Normalization of Hangul

Wed Feb 20 23:20:12 CET 2008

On 20 feb 2008, at 11.16, Martin Duerst wrote:

>> Part from this, myself and Erik now have (almost) interoperable
>> implementations of the specification in the -tables document.
>
> Can you tell us where there is a difference, and who uses the
> Java code?

The difference is just one codepoint, and I think it is I that do some  
weird stuff for it.

For Hangul I do not use the Java code as I do not know Java. I have  
implementations in Perl and Ruby for the algorithms, where the Ruby  
implementation implements the full NFKC, casefolding etc for  
everything except Hangul. There I rely on what is in the perl  
libraries.
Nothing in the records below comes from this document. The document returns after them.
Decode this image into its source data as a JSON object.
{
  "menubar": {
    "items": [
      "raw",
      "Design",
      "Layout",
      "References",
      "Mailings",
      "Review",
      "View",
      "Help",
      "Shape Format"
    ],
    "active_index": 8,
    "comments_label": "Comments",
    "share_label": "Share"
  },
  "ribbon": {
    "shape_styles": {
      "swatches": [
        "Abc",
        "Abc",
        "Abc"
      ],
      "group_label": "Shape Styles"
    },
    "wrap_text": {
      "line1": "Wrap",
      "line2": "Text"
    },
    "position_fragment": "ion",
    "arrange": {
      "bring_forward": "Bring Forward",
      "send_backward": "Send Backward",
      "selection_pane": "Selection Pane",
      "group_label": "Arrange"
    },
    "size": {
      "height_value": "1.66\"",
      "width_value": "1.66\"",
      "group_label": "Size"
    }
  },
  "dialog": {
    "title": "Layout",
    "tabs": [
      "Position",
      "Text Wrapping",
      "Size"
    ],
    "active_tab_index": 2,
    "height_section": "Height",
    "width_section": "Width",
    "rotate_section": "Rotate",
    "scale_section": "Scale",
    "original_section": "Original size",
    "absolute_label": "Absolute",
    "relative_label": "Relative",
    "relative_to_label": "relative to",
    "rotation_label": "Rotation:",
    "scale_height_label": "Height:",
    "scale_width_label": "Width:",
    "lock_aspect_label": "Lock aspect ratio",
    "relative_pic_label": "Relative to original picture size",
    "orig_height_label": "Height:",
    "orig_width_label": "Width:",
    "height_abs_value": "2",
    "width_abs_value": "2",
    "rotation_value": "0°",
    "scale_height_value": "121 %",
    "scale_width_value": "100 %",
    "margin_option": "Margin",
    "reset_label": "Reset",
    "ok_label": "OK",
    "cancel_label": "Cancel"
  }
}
The perl implementation I have use the perl libraries (I  
have not written the NFKC part).

Erik has sent me a description of the Hangul algorithm separately, so  
I will now implement that aswell. Including an implementation in C  
that I do know.

I do though in the ruby implementation now use the derived property  
value Default_Ignorable_Codepoint, and not the base properties. I  
would like to go back to use the original properties -- at least for  
the implementation -- so I can really say I have implemented things  
from the base properties of the Unicode Standard when I am asked  
whether there are interoperable implementations.

  Patrik